• Gehan Gunasekara is an associate professor in commercial law at the University of Auckland business school. The Asian Privacy Scholars Network 5th International Conference takes place today and tomorrow, followed by a privacy research symposium on Thursday.
President-elect Donald Trump gaining control of the US National Security Agency is not the scariest development confronting those concerned about privacy, although that has been exercising some minds since his election. Rather, it is that the relentless intrusions wrought by technology are moving us towards - if we are not already living in one - a surveillance society run by corporations.
For example, we know what happened to promises by WhatsApp not to share user's data with Facebook after it was bought by Facebook (broken).
Information of all sorts is gathered daily by our myriad devices.
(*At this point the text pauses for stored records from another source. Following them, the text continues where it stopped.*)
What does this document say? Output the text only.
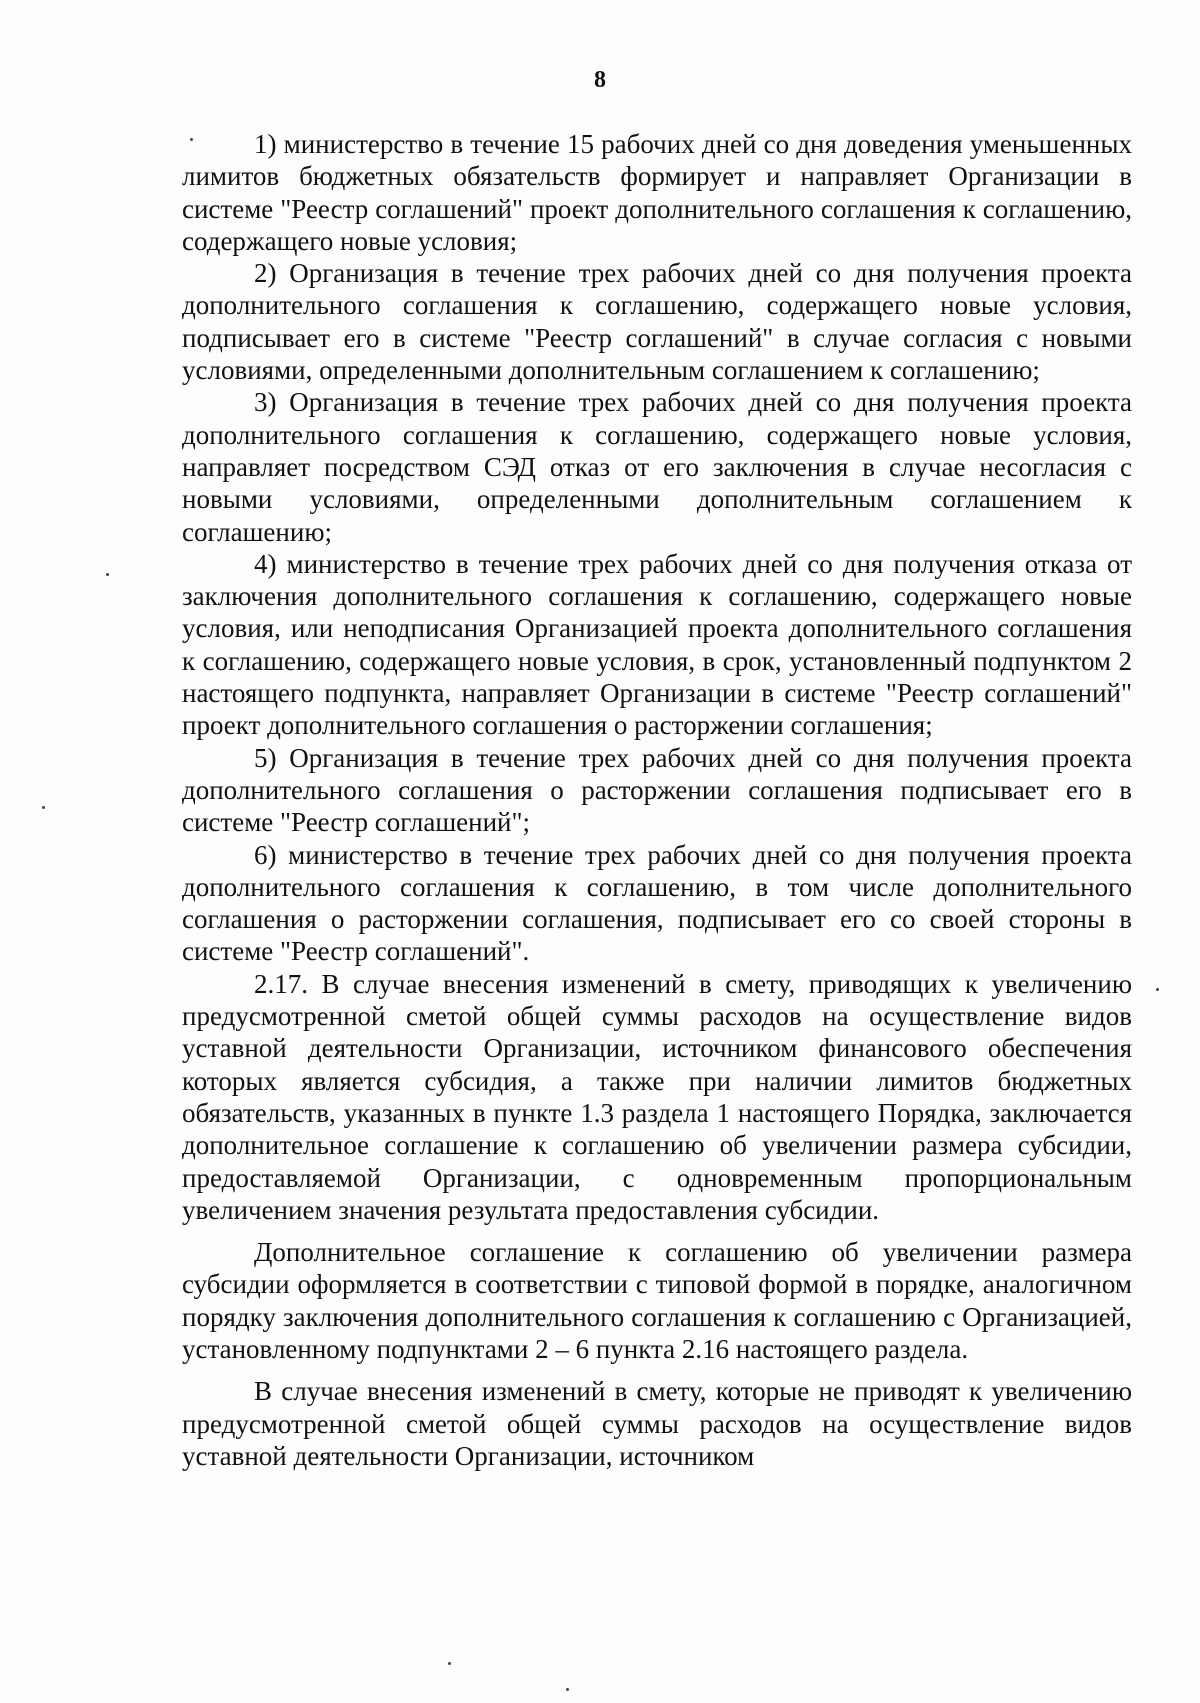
8

1) министерство в течение 15 рабочих дней со дня доведения уменьшенных лимитов бюджетных обязательств формирует и направляет Организации в системе "Реестр соглашений" проект дополнительного соглашения к соглашению, содержащего новые условия;

2) Организация в течение трех рабочих дней со дня получения проекта дополнительного соглашения к соглашению, содержащего новые условия, подписывает его в системе "Реестр соглашений" в случае согласия с новыми условиями, определенными дополнительным соглашением к соглашению;

3) Организация в течение трех рабочих дней со дня получения проекта дополнительного соглашения к соглашению, содержащего новые условия, направляет посредством СЭД отказ от его заключения в случае несогласия с новыми условиями, определенными дополнительным соглашением к соглашению;

4) министерство в течение трех рабочих дней со дня получения отказа от заключения дополнительного соглашения к соглашению, содержащего новые условия, или неподписания Организацией проекта дополнительного соглашения к соглашению, содержащего новые условия, в срок, установленный подпунктом 2 настоящего подпункта, направляет Организации в системе "Реестр соглашений" проект дополнительного соглашения о расторжении соглашения;

5) Организация в течение трех рабочих дней со дня получения проекта дополнительного соглашения о расторжении соглашения подписывает его в системе "Реестр соглашений";

6) министерство в течение трех рабочих дней со дня получения проекта дополнительного соглашения к соглашению, в том числе дополнительного соглашения о расторжении соглашения, подписывает его со своей стороны в системе "Реестр соглашений".

2.17. В случае внесения изменений в смету, приводящих к увеличению предусмотренной сметой общей суммы расходов на осуществление видов уставной деятельности Организации, источником финансового обеспечения которых является субсидия, а также при наличии лимитов бюджетных обязательств, указанных в пункте 1.3 раздела 1 настоящего Порядка, заключается дополнительное соглашение к соглашению об увеличении размера субсидии, предоставляемой Организации, с одновременным пропорциональным увеличением значения результата предоставления субсидии.

Дополнительное соглашение к соглашению об увеличении размера субсидии оформляется в соответствии с типовой формой в порядке, аналогичном порядку заключения дополнительного соглашения к соглашению с Организацией, установленному подпунктами 2 – 6 пункта 2.16 настоящего раздела.

В случае внесения изменений в смету, которые не приводят к увеличению предусмотренной сметой общей суммы расходов на осуществление видов уставной деятельности Организации, источником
It may no longer be possible to stop the collection of personal data or even to know when it happens. Facial recognition, location apps, Big Data and the Internet of Things are all challenging traditional ideas of privacy.
Some trade-off to privacy rights may be inevitable in our daily lives, but should there be limits to this trade-off? Personal data after all is about human beings. How our data is managed has real effects on peoples' lives.
These are just some of the questions being explored at a two-day conference of international privacy researchers at the University of Auckland Business School this week. Among the speakers are Privacy Commissioner John Edwards and the Hon Michael Kirby, a former Judge of Australia's highest court.